Hillary Clinton in Belfast to urge devolution deal
Monday, 12 October 2009
US Secretary of State Hillary Clinton will today hold talks with Northern Ireland's political leaders in Belfast as they broker an historic deal on sharing responsibility for the region's justice system.
Republicans and unionists have yet to finalise an agreement on devolving policing and justice powers from Westminster to the Stormont Assembly, but lengthy talks with Prime Minister Gordon Brown last week carved out a financial blueprint for the move.
The American delegation will today discuss its continued political and economic support for the Irish peace process when Mrs Clinton meets First Minister Peter Robinson and deputy First Minister Martin McGuinness.
The US Secretary is making her seventh visit to Northern Ireland since she first arrived as First Lady with her husband President Bill Clinton to famously boost the fledgling search for peace in the 1990s.
As she arrived in Belfast last night, she threw her weight behind the efforts of the British and Irish governments to secure the devolution of policing and justice powers to Stormont.
"The step of devolution for policing and justice is an absolutely essential milestone," Mrs Clinton said.
Sinn Fein has been pressing for movement on completing the devolution of the powers, but the Democratic Unionist Party (DUP) has said it will not agree to a deal until all issues are resolved to its satisfaction.
The unionist party has also, however, been accused of stalling the process in the face of hard-line voices opposed to a deal with republicans, though this has been denied by party leader Peter Robinson.
The DUP leader said policing and justice were life and death issues that required careful handling by politicians.
The St Andrews political agreement that led to the formation of the power-sharing administration at Stormont, which is dominated by the DUP and Sinn Fein, promised the devolution of the powers.
Sinn Fein and the DUP have been engaged in a long running dispute over the timing of the move, though in the Autumn of last year they agreed an outline plan to deliver devolution.
Mrs Clinton said: "Clearly there are questions and some apprehensions but I believe that due to the concerted effort of the British government, Irish government and support of friends like us in the US, that the parties understand this is a step they must take together.
"It will take the leaders of both communities working together to continue not only the devolution but then to make day-to-day governing a reality, and I'm confident that that is within reach."

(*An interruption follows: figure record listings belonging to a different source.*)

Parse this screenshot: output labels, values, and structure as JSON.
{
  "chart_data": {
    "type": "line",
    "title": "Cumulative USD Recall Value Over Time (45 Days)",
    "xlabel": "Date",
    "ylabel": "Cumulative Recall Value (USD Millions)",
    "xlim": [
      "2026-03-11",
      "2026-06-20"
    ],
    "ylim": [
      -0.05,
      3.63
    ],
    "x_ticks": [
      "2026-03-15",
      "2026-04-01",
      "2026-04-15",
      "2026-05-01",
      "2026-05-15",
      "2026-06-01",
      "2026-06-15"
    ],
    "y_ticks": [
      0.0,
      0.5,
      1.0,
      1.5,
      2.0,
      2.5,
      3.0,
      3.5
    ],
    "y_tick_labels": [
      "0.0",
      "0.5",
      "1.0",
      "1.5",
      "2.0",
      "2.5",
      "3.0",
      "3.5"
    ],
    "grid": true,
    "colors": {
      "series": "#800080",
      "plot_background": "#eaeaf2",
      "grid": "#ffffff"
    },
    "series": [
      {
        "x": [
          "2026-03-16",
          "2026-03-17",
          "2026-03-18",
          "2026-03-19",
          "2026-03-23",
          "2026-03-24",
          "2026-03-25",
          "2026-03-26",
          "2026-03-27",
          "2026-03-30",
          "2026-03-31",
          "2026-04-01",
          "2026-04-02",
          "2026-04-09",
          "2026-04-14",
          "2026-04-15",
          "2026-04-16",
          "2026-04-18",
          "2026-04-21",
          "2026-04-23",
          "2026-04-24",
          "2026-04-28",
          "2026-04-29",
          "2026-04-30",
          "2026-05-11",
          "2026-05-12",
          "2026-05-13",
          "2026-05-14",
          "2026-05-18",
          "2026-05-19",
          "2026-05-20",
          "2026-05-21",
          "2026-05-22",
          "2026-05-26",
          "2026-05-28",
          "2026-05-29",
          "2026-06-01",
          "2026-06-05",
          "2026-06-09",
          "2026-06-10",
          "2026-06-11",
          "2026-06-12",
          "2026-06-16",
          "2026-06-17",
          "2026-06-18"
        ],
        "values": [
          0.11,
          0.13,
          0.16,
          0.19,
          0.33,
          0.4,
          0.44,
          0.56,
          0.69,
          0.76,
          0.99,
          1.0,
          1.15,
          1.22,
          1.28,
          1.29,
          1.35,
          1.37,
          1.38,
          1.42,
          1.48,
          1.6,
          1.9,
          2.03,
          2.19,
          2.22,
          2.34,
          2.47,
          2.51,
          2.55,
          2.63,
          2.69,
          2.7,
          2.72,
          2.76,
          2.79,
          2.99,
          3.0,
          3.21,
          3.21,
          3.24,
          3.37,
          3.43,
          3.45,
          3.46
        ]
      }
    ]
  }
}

Gordon Brown led exhaustive talks over recent weeks aimed at delivering a final deal on devolution.
Mr Robinson and Mr McGuinness emerged from late night talks in Downing Street at midnight on Thursday, with the Sinn Fein representative declaring a final financial plan had been agreed.
Mr Robinson claimed the government offer was an advance on earlier proposals to cover the Northern Ireland policing budgets and courts service budgets, as well as financial pressures caused by legacy issues from the Troubles.
But while Mr McGuinness said he will advise his party to accept the deal, Mr Robinson has said it will have to be carefully scrutinised and did not represent the end of the process.
The DUP cited other issues it wishes to see dealt with, including moves to secure community confidence for the ground-breaking move that would see the creation of a ministry of justice at Stormont.
Nobody would deny that a word of encouragement and support from the American Secretary of State made during a whirlwind stop in Ireland is certainly very helpful. However in the final analysis, it is the duty and responsibility the parties involved to resolve their own problems. Hopefully, they will continue to move forward and make the right decision to do what is best for all of the people in the North of Ireland.